What he's referring to is that Nielsen Media Research will have a new commercial ratings system in place to measure who is specifically watching the ads. With this in place, media companies are going to push to include it in the ratings mix.
This year the agencies said that with the time delay connected to DVRs and the ability to fast forward through their ad clips, made the commercials irrelevant.
CBS is especially pushing this inclusion as their ad sales for the quarter dropped by a huge $30 million.
"In terms of DVRs, we think it is inevitable that they're going to have to start counting DVR usage as part of ratings, and I think everybody in the world - even the advertising community - is acknowledging that this year they were able to exclude it," Moonves told analysts on a conference call. "But next year there is no way that's going to happen. So once again, we think as technology advances, as Nielsen advances, as recording advances, the strong broadcast networks are going to be even stronger."

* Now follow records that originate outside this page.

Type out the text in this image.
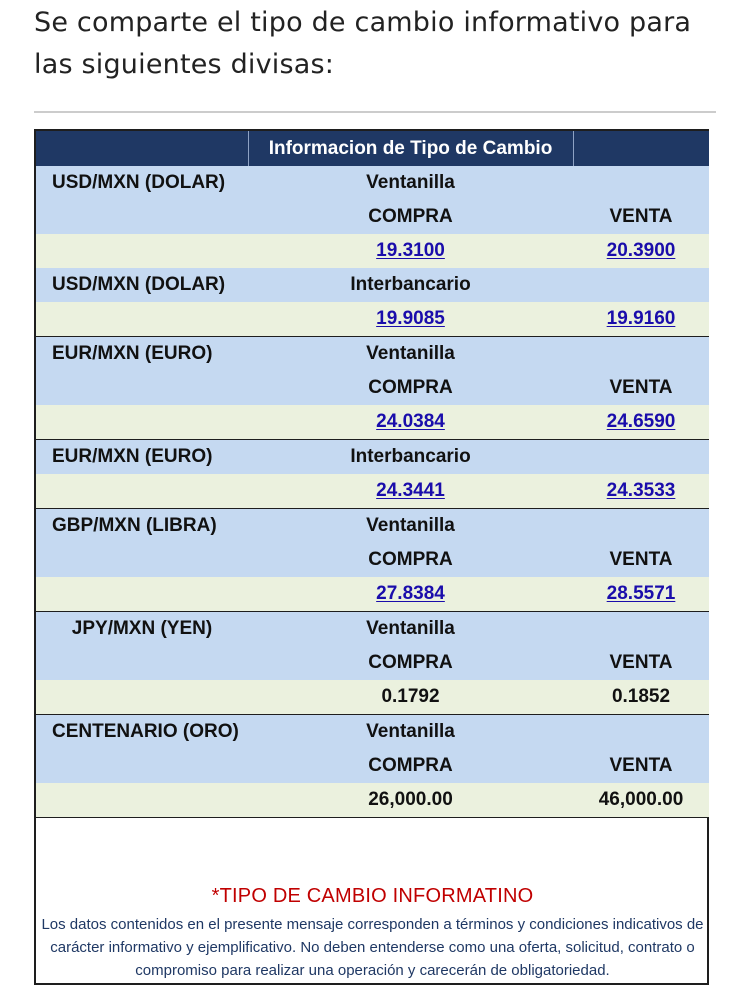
Se comparte el tipo de cambio informativo para las siguientes divisas:
	Informacion de Tipo de Cambio	
USD/MXN (DOLAR)	Ventanilla	
	COMPRA	VENTA
	19.3100	20.3900
USD/MXN (DOLAR)	Interbancario	
	19.9085	19.9160
EUR/MXN (EURO)	Ventanilla	
	COMPRA	VENTA
	24.0384	24.6590
EUR/MXN (EURO)	Interbancario	
	24.3441	24.3533
GBP/MXN (LIBRA)	Ventanilla	
	COMPRA	VENTA
	27.8384	28.5571
JPY/MXN (YEN)	Ventanilla	
	COMPRA	VENTA
	0.1792	0.1852
CENTENARIO (ORO)	Ventanilla	
	COMPRA	VENTA
	26,000.00	46,000.00
*TIPO DE CAMBIO INFORMATINO
Los datos contenidos en el presente mensaje corresponden a términos y condiciones indicativos de carácter informativo y ejemplificativo. No deben entenderse como una oferta, solicitud, contrato o compromiso para realizar una operación y carecerán de obligatoriedad.
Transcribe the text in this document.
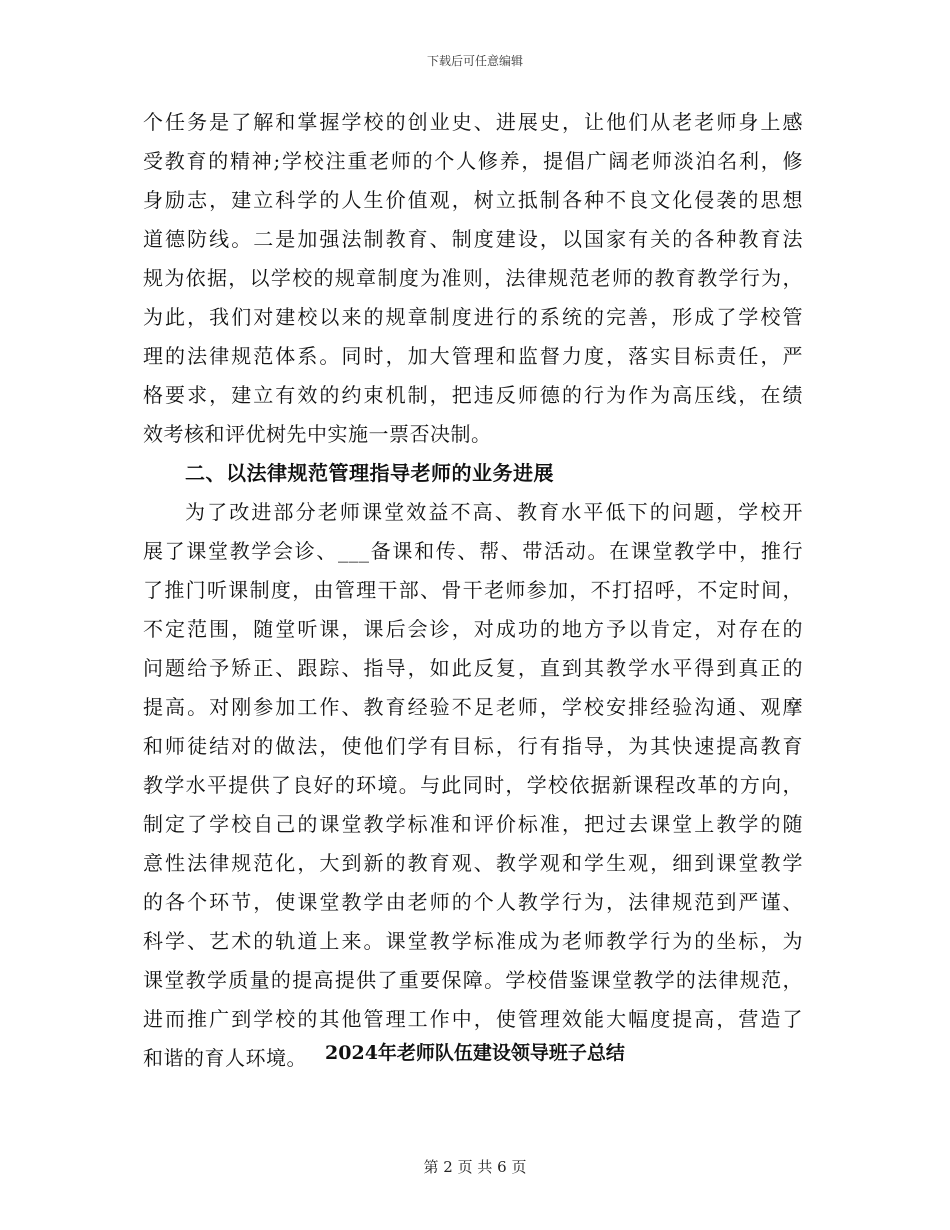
下载后可任意编辑
个任务是了解和掌握学校的创业史、进展史，让他们从老老师身上感
受教育的精神;学校注重老师的个人修养，提倡广阔老师淡泊名利，修
身励志，建立科学的人生价值观，树立抵制各种不良文化侵袭的思想
道德防线。二是加强法制教育、制度建设，以国家有关的各种教育法
规为依据，以学校的规章制度为准则，法律规范老师的教育教学行为，
为此，我们对建校以来的规章制度进行的系统的完善，形成了学校管
理的法律规范体系。同时，加大管理和监督力度，落实目标责任，严
格要求，建立有效的约束机制，把违反师德的行为作为高压线，在绩
效考核和评优树先中实施一票否决制。
二、以法律规范管理指导老师的业务进展
为了改进部分老师课堂效益不高、教育水平低下的问题，学校开
展了课堂教学会诊、___备课和传、帮、带活动。在课堂教学中，推行
了推门听课制度，由管理干部、骨干老师参加，不打招呼，不定时间，
不定范围，随堂听课，课后会诊，对成功的地方予以肯定，对存在的
问题给予矫正、跟踪、指导，如此反复，直到其教学水平得到真正的
提高。对刚参加工作、教育经验不足老师，学校安排经验沟通、观摩
和师徒结对的做法，使他们学有目标，行有指导，为其快速提高教育
教学水平提供了良好的环境。与此同时，学校依据新课程改革的方向，
制定了学校自己的课堂教学标准和评价标准，把过去课堂上教学的随
意性法律规范化，大到新的教育观、教学观和学生观，细到课堂教学
的各个环节，使课堂教学由老师的个人教学行为，法律规范到严谨、
科学、艺术的轨道上来。课堂教学标准成为老师教学行为的坐标，为
课堂教学质量的提高提供了重要保障。学校借鉴课堂教学的法律规范，
进而推广到学校的其他管理工作中，使管理效能大幅度提高，营造了
和谐的育人环境。 2024年老师队伍建设领导班子总结
第 2 页 共 6 页
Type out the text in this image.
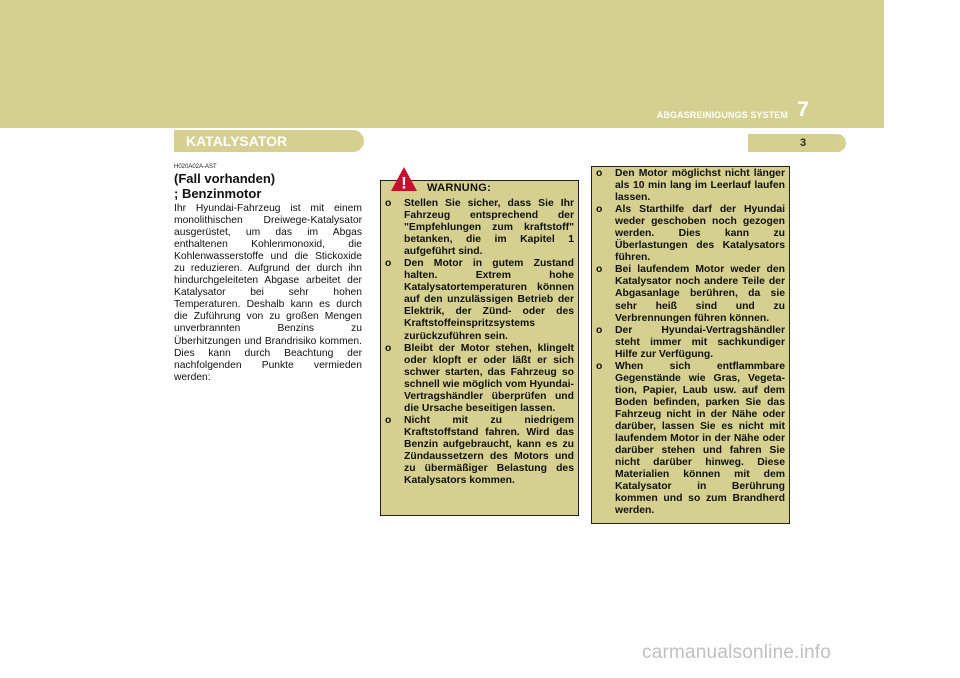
ABGASREINIGUNGS SYSTEM 7
3
KATALYSATOR
H020A02A-AST
(Fall vorhanden)
; Benzinmotor
Ihr Hyundai-Fahrzeug ist mit einem monolithischen Dreiwege-Katalysator ausgerüstet, um das im Abgas enthaltenen Kohlenmonoxid, die Kohlenwasserstoffe und die Stickoxide zu reduzieren. Aufgrund der durch ihn hindurchgeleiteten Abgase arbeitet der Katalysator bei sehr hohen Temperaturen. Deshalb kann es durch die Zuführung von zu großen Mengen unverbrannten Benzins zu Überhitzungen und Brandrisiko kommen. Dies kann durch Beachtung der nachfolgenden Punkte vermieden werden:
! WARNUNG:
o Stellen Sie sicher, dass Sie Ihr Fahrzeug entsprechend der "Empfehlungen zum kraftstoff" betanken, die im Kapitel 1 aufgeführt sind.
o Den Motor in gutem Zustand halten. Extrem hohe Katalysatortemperaturen können auf den unzulässigen Betrieb der Elektrik, der Zünd- oder des Kraftstoffeinspritzsystems zurückzuführen sein.
o Bleibt der Motor stehen, klingelt oder klopft er oder läßt er sich schwer starten, das Fahrzeug so schnell wie möglich vom Hyundai-Vertragshändler überprüfen und die Ursache beseitigen lassen.
o Nicht mit zu niedrigem Kraftstoffstand fahren. Wird das Benzin aufgebraucht, kann es zu Zündaussetzern des Motors und zu übermäßiger Belastung des Katalysators kommen.
o Den Motor möglichst nicht länger als 10 min lang im Leerlauf laufen lassen.
o Als Starthilfe darf der Hyundai weder geschoben noch gezogen werden. Dies kann zu Überlastungen des Katalysators führen.
o Bei laufendem Motor weder den Katalysator noch andere Teile der Abgasanlage berühren, da sie sehr heiß sind und zu Verbrennungen führen können.
o Der Hyundai-Vertragshändler steht immer mit sachkundiger Hilfe zur Verfügung.
o When sich entflammbare Gegenstände wie Gras, Vegeta-tion, Papier, Laub usw. auf dem Boden befinden, parken Sie das Fahrzeug nicht in der Nähe oder darüber, lassen Sie es nicht mit laufendem Motor in der Nähe oder darüber stehen und fahren Sie nicht darüber hinweg. Diese Materialien können mit dem Katalysator in Berührung kommen und so zum Brandherd werden.
carmanualsonline.info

With net profits dropping by more than half from last year's third quarter, CBS is looking for anything to get them back up. I've talked about this before at the bizofshowbiz that big media companies are on the ropes. They are looking for temporary fixes until they can figure out what to do. That's what the bottom line of all of this is about. Change the focus away from their failures and blame it on something else. That can only work for so long.
For the 3rd quarter, CBS had net profits of $317 million, dropping from $708.5 million they made last year. Revenue also dropped from $3.378 billion to $3.372 billion in comparison to last years third quarter.